For \(r = 0\), one has the following:
\[\begin{array}{l}{V_{00}}(0,z) = {V_{00}}(0,0) + \alpha {z^2},\\\alpha = 1.6576x{10^{ – 19}}{\rm{ l}}{{\rm{y}}^{ – 2}},\\\partial _t^2z(t) = – .5\,{c^2}{({\partial _z}{V_{00}})_{z = z(t)}} = – {\omega ^2}z(t),\\{\omega ^2} = {c^2}\alpha ,\\period = 2\pi \,{c^{ – 1}}{\alpha ^{ – 1/2}}{\rm{ years,}}\\{V_{00}}(0,0) = – 4.590x{10^{ – 6}},\end{array}\tag{G.1}\],
where z has units of light-years. The period is 15.43 billion years. A similar calculation for \(z = 0\) yields a period of 1.24 trillion years. These results indicate that canister-sources in the frame chain are weakly bound.
A rogue passing near a canister-source will have a greater velocity than the canister-source.

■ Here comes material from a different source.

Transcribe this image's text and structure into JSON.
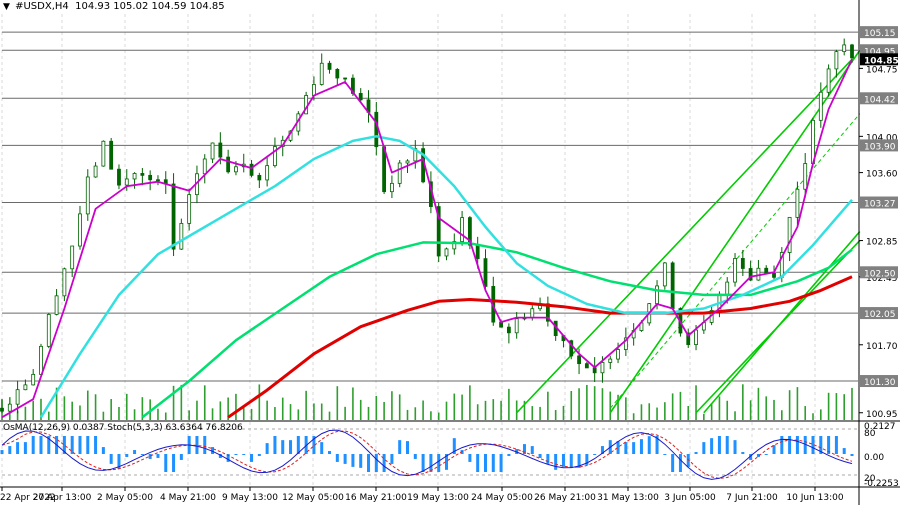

This meeting will provide an impulse to the canister-source—a new velocity in some random direction. Dislodgement of a canister-source can only be the result of a random walk. The orbits of rogues within the chain gravity need to be calculated to establish the mean time between dislodgements for a canister-source. This problem is hopelessly complex. For example, one must include the collisions between orbiting rogues (more likely than a collision with a canister-source).
There is another complication. It is possible for a durable equilateral triangle of canister-sources to form on a chain—one of the triangle sides are two pre-existing members of the chain with one new outlier canister-source. The outlier can be the start of a new chain heading in a random direction (a kink). The probability of such a formation is very small, but there are eons available to wait. There is no end to the complexity of this topic.